The Gemini–one of our oldest archetypes reborn in the pop universe: Lorde has donned old metaphors again. The meta-commentary of the joint performance is that of their song: that two women in the industry should be allowed to occupy the same space without comparison. On Instagram, Lorde captions the photo of them together “Literature” as if their feud was just a played out narrative, a swelling of the violins (a Melodrama, if you will). And as if their symbiosis is God-given.
In the last slide, we see a curly wig on the floor. I gasped. Lorde didn’t—after all—grow out her hair. The wig could not be a more perfect example of Lorde’s undermining of Charli’s message. Lorde does not want to be made in someone else’s image for long. In erasing herself, her hair, Lorde hopes to become an original. This is on par for a person in debt to writers like Annie Ernaux—who take the pitch of normal conflict and scale it up to high theatricality (A level of emotionality usually only afforded to hormonal high schoolers).

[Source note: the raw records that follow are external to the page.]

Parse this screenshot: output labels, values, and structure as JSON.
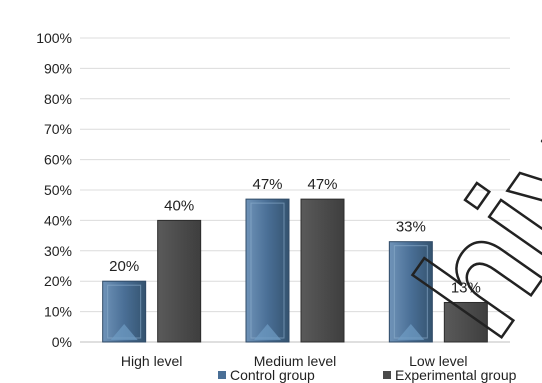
{
  "chart_data": {
    "type": "bar",
    "categories": [
      "High level",
      "Medium level",
      "Low level"
    ],
    "series": [
      {
        "name": "Control group",
        "values": [
          20,
          47,
          33
        ],
        "labels": [
          "20%",
          "47%",
          "33%"
        ],
        "color": "#4a6f96"
      },
      {
        "name": "Experimental group",
        "values": [
          40,
          47,
          13
        ],
        "labels": [
          "40%",
          "47%",
          "13%"
        ],
        "color": "#4a4a4a"
      }
    ],
    "y_ticks": [
      "0%",
      "10%",
      "20%",
      "30%",
      "40%",
      "50%",
      "60%",
      "70%",
      "80%",
      "90%",
      "100%"
    ],
    "ylim": [
      0,
      100
    ],
    "grid": true,
    "legend_position": "bottom",
    "watermark": "hive"
  }
}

Maybe Lorde doesn’t want to look like her teenage self again because it echoes some truth; her project is fundamentally juvenile—she’s a girl who refuses to grow out her roots.
When I was your monkey, I got it all wrong…

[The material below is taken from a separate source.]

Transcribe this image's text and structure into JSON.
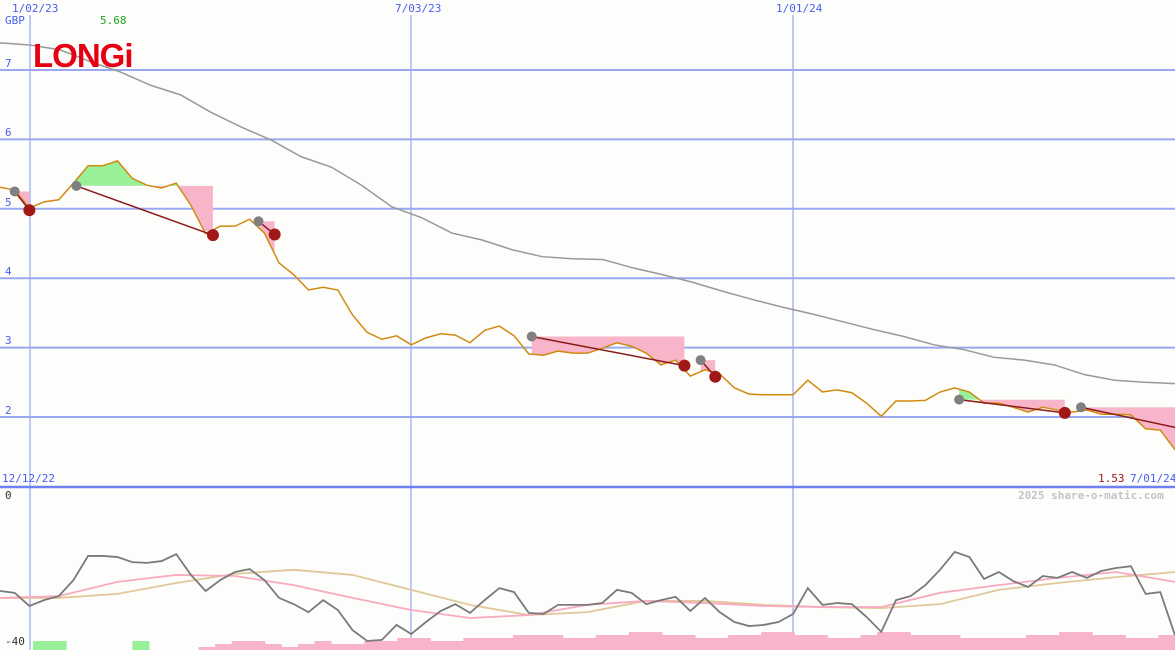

Naturally, I’ve been listening to the new Christian Lee Hutson record, Paradise Pop. 10. I say naturally because I don’t ever stop talking (or tweeting) about his music, and often find myself in the middle of proselytizing about him to my friends before I can shut up about it. The songs are sad and often slow, but the relative specificity and ambiguity of the lyrics make them fun to walk around inside of. The lead single “Beauty School” is the most catchy, but I find myself stuck on Skeleton Crew.